MANILA (Reuters) – American International Group (AIG.N) will sell its consumer banking and car financing companies in the Philippines to a local bank for about 2 billion pesos ($42 million), sources said on Thursday.
AIG is slated to sign an agreement on Friday with East West Bank, a mid-sized lender owned by businessman Andrew Gotianun, for the sale of the local units, according to sources with knowledge of the deal. The sources spoke on condition of anonymity because the deal has not been publicly announced.
AIG’s consumer banking arm, Philam Savings Bank, has said it will hold a news conference at 0200 GMT on Friday to announce the sale of the assets, but has not named a buyer.
The assets are a small part of the U.S. insurer’s local unit, Philippine American Life and General Insurance Co (Philamlife). The Philamlife group, with total assets of 170 billion pesos as of end-2007, is being sold by AIG as part of its global fund-raising to pay off billions of dollars in debts to the U.S. government.
The remaining Philippine assets, including the Philamlife insurance business, are likely to be sold in one piece, the sources said.
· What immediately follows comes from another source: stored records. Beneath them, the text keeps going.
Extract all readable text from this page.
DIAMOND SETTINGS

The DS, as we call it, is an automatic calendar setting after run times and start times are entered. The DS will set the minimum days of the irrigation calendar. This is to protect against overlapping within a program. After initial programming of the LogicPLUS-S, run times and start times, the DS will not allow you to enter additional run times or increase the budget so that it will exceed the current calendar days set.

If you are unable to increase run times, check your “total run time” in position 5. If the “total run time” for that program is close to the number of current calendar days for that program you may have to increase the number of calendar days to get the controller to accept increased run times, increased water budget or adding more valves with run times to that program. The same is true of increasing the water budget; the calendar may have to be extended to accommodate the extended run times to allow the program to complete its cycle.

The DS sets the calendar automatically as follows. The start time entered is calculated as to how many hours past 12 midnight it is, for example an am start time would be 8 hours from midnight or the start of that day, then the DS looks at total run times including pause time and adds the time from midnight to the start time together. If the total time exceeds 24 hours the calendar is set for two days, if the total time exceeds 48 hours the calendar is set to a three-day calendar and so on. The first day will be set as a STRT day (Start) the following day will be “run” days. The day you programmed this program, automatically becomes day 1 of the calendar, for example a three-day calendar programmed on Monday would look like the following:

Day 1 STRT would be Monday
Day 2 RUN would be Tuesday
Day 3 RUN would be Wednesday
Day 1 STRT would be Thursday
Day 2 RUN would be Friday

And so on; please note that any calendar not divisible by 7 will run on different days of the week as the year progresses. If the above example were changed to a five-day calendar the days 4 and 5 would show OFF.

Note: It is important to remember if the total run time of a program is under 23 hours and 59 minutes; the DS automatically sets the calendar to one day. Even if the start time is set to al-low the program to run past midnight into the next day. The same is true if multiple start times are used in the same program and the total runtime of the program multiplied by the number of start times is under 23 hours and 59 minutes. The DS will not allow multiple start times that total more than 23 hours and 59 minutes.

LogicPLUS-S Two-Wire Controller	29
According to industry estimates, the acquisition price of the consumer bank and car finance firm represents a 25 percent premium on the combined 1.6 billion pesos book value.
Philam Savings is valued at 1.3 billion pesos with auto financing firm Primus Finance and Leasing at 300 million pesos, according to the estimates.
East West Bank’s takeover of Philam Savings would boost its assets to about 69 billion pesos from around 42 billion pesos.